The startup industry has become a growing source of financing for new businesses, and the public market is playing an increased role every year. Angel investors are also growing in numbers, eager to find and support these ventures with timely investments. The challenge for angels is that many new companies consider varying degrees of success, challenges, and potential returns. As an angel investor, you might find yourself frustrated that many startups are at such early stages of development, and hard to assess their potential.

Angel Investing

Angel investors are anyone who invests in startup companies, whether in their seed stage or at a later stage. They typically have a deep technical knowledge of the sector and can provide valuable feedback on the business plan and strategies undertaken by the startup. In addition, angels can provide capital to new businesses in ways that may not be possible through any other financing source.

As an angel investor, you can play a critical role in the success of startups by assessing them early and providing crucial feedback to management. The six steps below should help you do that, but even with these simplified steps, it is essential to remember that there is more to it than simply reading a pitch deck or business plan.

Get to Know the Business

This step is crucial for an investor in the seed stage. Your role is to understand the business and its potential, and the industry it works within. To get this information, spend time with management talking through their go-to-market strategy, technology platform, and target market. Be sure to ask questions that help you understand how they will grow and make their company successful.

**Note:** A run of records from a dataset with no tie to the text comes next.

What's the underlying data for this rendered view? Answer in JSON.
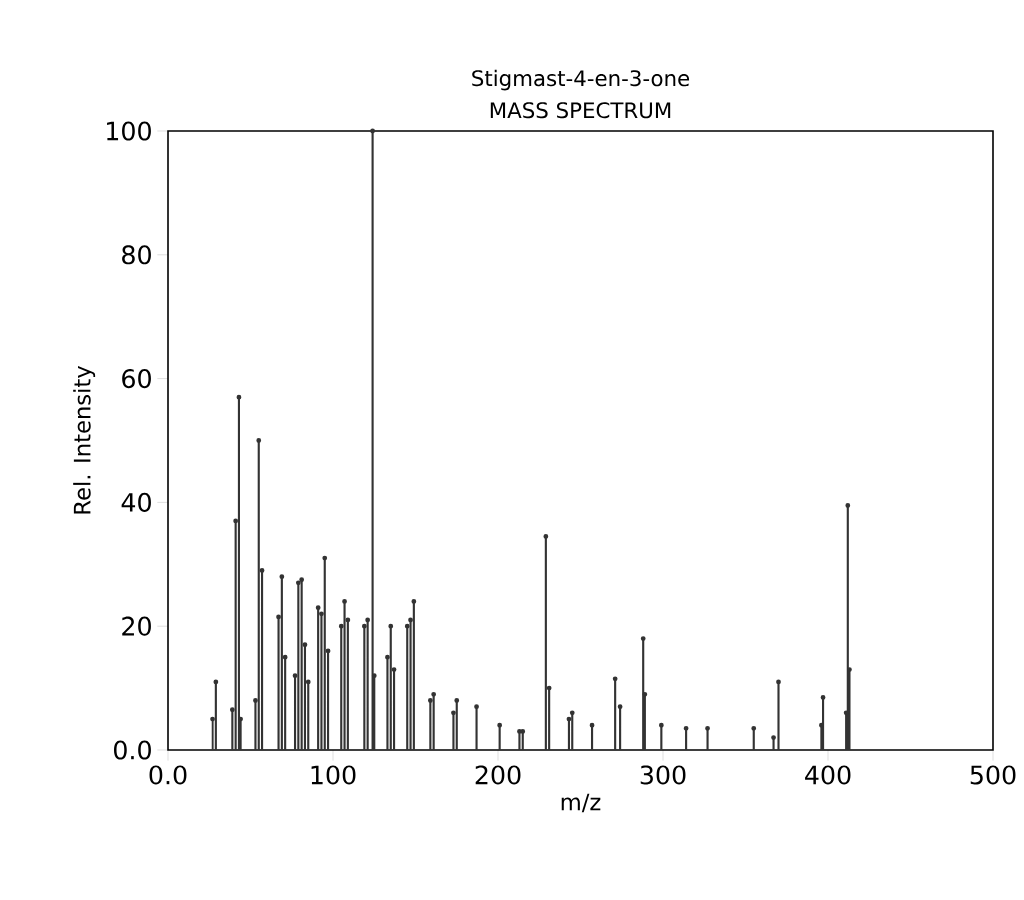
{
  "chart_data": {
    "type": "lollipop",
    "marker": "circle",
    "title": "Stigmast-4-en-3-one",
    "subtitle": "MASS SPECTRUM",
    "xlabel": "m/z",
    "ylabel": "Rel. Intensity",
    "x": [
      27,
      29,
      39,
      41,
      43,
      44,
      53,
      55,
      57,
      67,
      69,
      71,
      77,
      79,
      81,
      83,
      85,
      91,
      93,
      95,
      97,
      105,
      107,
      109,
      119,
      121,
      124,
      125,
      133,
      135,
      137,
      145,
      147,
      149,
      159,
      161,
      173,
      175,
      187,
      201,
      213,
      215,
      229,
      231,
      243,
      245,
      257,
      271,
      274,
      288,
      289,
      299,
      314,
      327,
      355,
      367,
      370,
      396,
      397,
      411,
      412,
      413
    ],
    "values": [
      5,
      11,
      6.5,
      37,
      57,
      5,
      8,
      50,
      29,
      21.5,
      28,
      15,
      12,
      27,
      27.5,
      17,
      11,
      23,
      22,
      31,
      16,
      20,
      24,
      21,
      20,
      21,
      100,
      12,
      15,
      20,
      13,
      20,
      21,
      24,
      8,
      9,
      6,
      8,
      7,
      4,
      3,
      3,
      34.5,
      10,
      5,
      6,
      4,
      11.5,
      7,
      18,
      9,
      4,
      3.5,
      3.5,
      3.5,
      2,
      11,
      4,
      8.5,
      6,
      39.5,
      13
    ],
    "color": "#333333",
    "xlim": [
      0,
      500
    ],
    "ylim": [
      0,
      100
    ],
    "xticks": [
      {
        "value": 0,
        "label": "0.0"
      },
      100,
      200,
      300,
      400,
      500
    ],
    "yticks": [
      {
        "value": 0,
        "label": "0.0"
      },
      20,
      40,
      60,
      80,
      100
    ],
    "grid": false
  }
}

Assess Their Risk Assessment

The best business leaders know how to take risks without being reckless. They also know how to assess risk and take action accordingly. With this in mind, angel investors need to assess a startup’s risk assessment. Let’s say you’re thinking about investing in a comedy club trying to open new locations in other cities. Do they have their employees participate in active shooter training drills? Are they prepared for the possibility of another pandemic-related lockdown? These are the sorts of things you need to know before choosing to put your money behind a seemingly promising startup.

Review Financials

Determining financials for a venture capital deal may not be relevant for angel investments. However, startups are constantly raising capital through rounds, and knowing the numbers is essential. Angel investors want to understand how the business will grow, whether they are in the seed stage or later. Founders should be able to forecast where they expect the company to be at all locations.

Understand the Growth Drivers

Understanding the potential of a business as an angel investor will be more challenging than assessing its financials. The critical question that needs to be answered is how a startup will grow. This step involves looking at growth drivers, e.g., technology, market penetration, marketing, sales, etc., and whether they are realistic and achievable. Growth drivers are critical because they will use them to assess the growth potential.

Understand the Competition

Assessing competition is also a critical step for an angel investor. Although competition can be challenging, it is essential to understand how startups will differentiate themselves from the competition and position themselves in the market. The key is not to look at a single idea but instead to know how the company will execute its strategy and position itself in the market against its competitors.

Assess the Team, Execution, and Financials

This step is vital for both seed-stage and later-stage investors. The team is critical because it will execute all of the above. Management should have plans for hiring the right talent to execute their strategy. Investors also like to see that management has a strong track record and network. As an investor, you also want to see that the company has a sound financial plan, starting with revenue projections, investment needs, and a breakdown of how it will utilize the capital.

Share Your Work

Angel investors should not rely solely on their judgment to decide whether an investment is suitable for them. Instead, they should share the work they did in the previous steps with other experts in the field that they trust, who may be able to provide more critical feedback. The reason is simple: as an investor, you want to protect your investment, and it is essential to have other eyes look over your work before making a final decision.

The steps outlined above are just a snapshot of what an investor should be doing when reviewing a startup. An angel investor is tasked with evaluating many different areas to come up with a conclusion. For example, suppose there is a company that has raised funding through rounds and needs more. In that case, the investor should evaluate whether they will receive the capital they need or be better off securing new investors that may have a better market position or have more money in hand.